We thought you'd enjoy the promotional copy for the film Sister Smile - The Tragic Tale Of The Singing Nun, as it's the first time we've seen a movie described as "boldly speculative yet persuasive." Take it for what it's worth:
Back in late 1963, a Belgian nun known only as Soeur Sourire, or Sister Smile, topped America's pop music charts with the relentlessly cheerful tune "Dominique," from an album that sold 1.5 million copies. From the little that is known of the ill-fated nun's life, Roger Deutsch has made the boldly speculative yet persuasive Italian-language film Suor Sorriso in which the nun (Ginevra Colonna) emerges as a tormented, unstable woman who abruptly left the convent after her recording triumph before taking her final vows.
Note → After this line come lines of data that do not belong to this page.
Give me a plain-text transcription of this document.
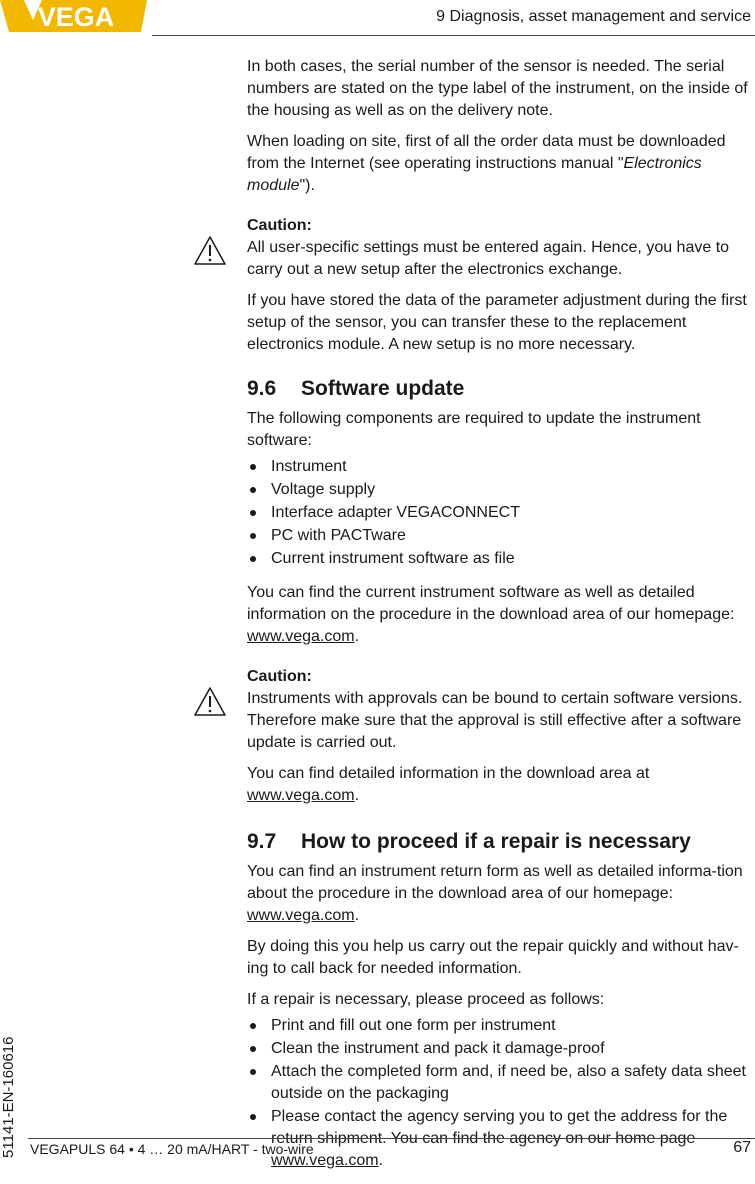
VEGA	9 Diagnosis, asset management and service

In both cases, the serial number of the sensor is needed. The serial numbers are stated on the type label of the instrument, on the inside of the housing as well as on the delivery note.

When loading on site, first of all the order data must be downloaded from the Internet (see operating instructions manual "Electronics module").

Caution:

All user-specific settings must be entered again. Hence, you have to carry out a new setup after the electronics exchange.

If you have stored the data of the parameter adjustment during the first setup of the sensor, you can transfer these to the replacement electronics module. A new setup is no more necessary.

9.6 Software update

The following components are required to update the instrument software:

Instrument
Voltage supply
Interface adapter VEGACONNECT
PC with PACTware
Current instrument software as file

You can find the current instrument software as well as detailed information on the procedure in the download area of our homepage: www.vega.com.

Caution:

Instruments with approvals can be bound to certain software versions. Therefore make sure that the approval is still effective after a software update is carried out.

You can find detailed information in the download area at www.vega.com.

9.7 How to proceed if a repair is necessary

You can find an instrument return form as well as detailed informa-tion about the procedure in the download area of our homepage: www.vega.com.

By doing this you help us carry out the repair quickly and without hav-ing to call back for needed information.

If a repair is necessary, please proceed as follows:

Print and fill out one form per instrument
Clean the instrument and pack it damage-proof
Attach the completed form and, if need be, also a safety data sheet outside on the packaging
Please contact the agency serving you to get the address for the return shipment. You can find the agency on our home page www.vega.com.
51141-EN-160616 VEGAPULS 64 • 4 … 20 mA/HART - two-wire	67
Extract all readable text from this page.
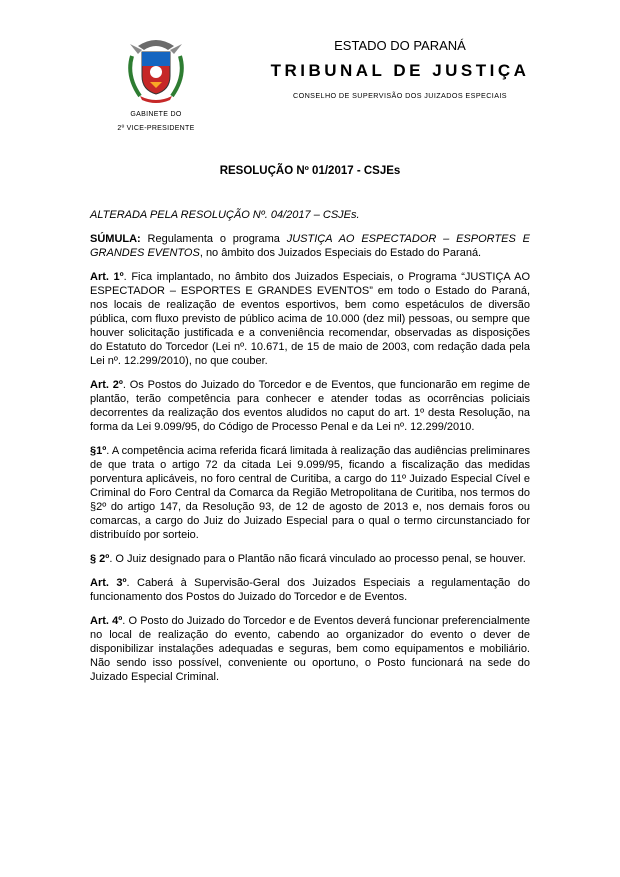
GABINETE DO
2º VICE-PRESIDENTE
ESTADO DO PARANÁ
TRIBUNAL DE JUSTIÇA
CONSELHO DE SUPERVISÃO DOS JUIZADOS ESPECIAIS
RESOLUÇÃO Nº 01/2017 - CSJEs

ALTERADA PELA RESOLUÇÃO Nº. 04/2017 – CSJEs.

SÚMULA: Regulamenta o programa JUSTIÇA AO ESPECTADOR – ESPORTES E GRANDES EVENTOS, no âmbito dos Juizados Especiais do Estado do Paraná.

Art. 1º. Fica implantado, no âmbito dos Juizados Especiais, o Programa “JUSTIÇA AO ESPECTADOR – ESPORTES E GRANDES EVENTOS” em todo o Estado do Paraná, nos locais de realização de eventos esportivos, bem como espetáculos de diversão pública, com fluxo previsto de público acima de 10.000 (dez mil) pessoas, ou sempre que houver solicitação justificada e a conveniência recomendar, observadas as disposições do Estatuto do Torcedor (Lei nº. 10.671, de 15 de maio de 2003, com redação dada pela Lei nº. 12.299/2010), no que couber.

Art. 2º. Os Postos do Juizado do Torcedor e de Eventos, que funcionarão em regime de plantão, terão competência para conhecer e atender todas as ocorrências policiais decorrentes da realização dos eventos aludidos no caput do art. 1º desta Resolução, na forma da Lei 9.099/95, do Código de Processo Penal e da Lei nº. 12.299/2010.

§1º. A competência acima referida ficará limitada à realização das audiências preliminares de que trata o artigo 72 da citada Lei 9.099/95, ficando a fiscalização das medidas porventura aplicáveis, no foro central de Curitiba, a cargo do 11º Juizado Especial Cível e Criminal do Foro Central da Comarca da Região Metropolitana de Curitiba, nos termos do §2º do artigo 147, da Resolução 93, de 12 de agosto de 2013 e, nos demais foros ou comarcas, a cargo do Juiz do Juizado Especial para o qual o termo circunstanciado for distribuído por sorteio.

§ 2º. O Juiz designado para o Plantão não ficará vinculado ao processo penal, se houver.

Art. 3º. Caberá à Supervisão-Geral dos Juizados Especiais a regulamentação do funcionamento dos Postos do Juizado do Torcedor e de Eventos.

Art. 4º. O Posto do Juizado do Torcedor e de Eventos deverá funcionar preferencialmente no local de realização do evento, cabendo ao organizador do evento o dever de disponibilizar instalações adequadas e seguras, bem como equipamentos e mobiliário. Não sendo isso possível, conveniente ou oportuno, o Posto funcionará na sede do Juizado Especial Criminal.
Running a shelter for wayward girls, she and another ex-nun (Simona Caparrini) enter a passionate, tumultuous and destructive affair. Colonna's volcanic Deckers craves spiritual redemption as well as the other woman's love but is so beset by demons that she embarks on a flamboyant, drug-fueled downward spiral that ultimately engulfs her lover as well as herself.
The Singing Nun topped the albums chart on December 7, 1963, in the period following President Kennedy's assassination as America sought atonement by turning to religious material. It was finally usurped from the #1 spot on February 15, 1964, by The Beatles' first chart-topper, Meet The Beatles!.
This was the first song by a Belgian artist to reach #1 in the US; it remained the only one until Gotye hit the top with "
Somebody That I Used To Know" in 2012 (he was born in Belgium, but moved to Australia at age 2).
The Singing Nun recorded a
disco version of this song in 1982 when she was trying to raise cash to pay off her debts. It went nowhere.
"Dominique" plays in several episodes of the 2012 TV series American Horror Story: Asylum, where Jessica Lange plays a cruel nun who makes sure the song plays continuously in the recreation area of the asylum, driving the inmates even crazier.
A more lighthearted use of the song is in the 1990 movie Mermaids, where Winona Ryder's character watches The Singing Nun perform the song on TV and becomes obsessed with nun culture. The song also shows up in Mad Men ("The Color Blue" - 2009) and The Simpsons ("Bart's Friend Falls in Love" - 1992).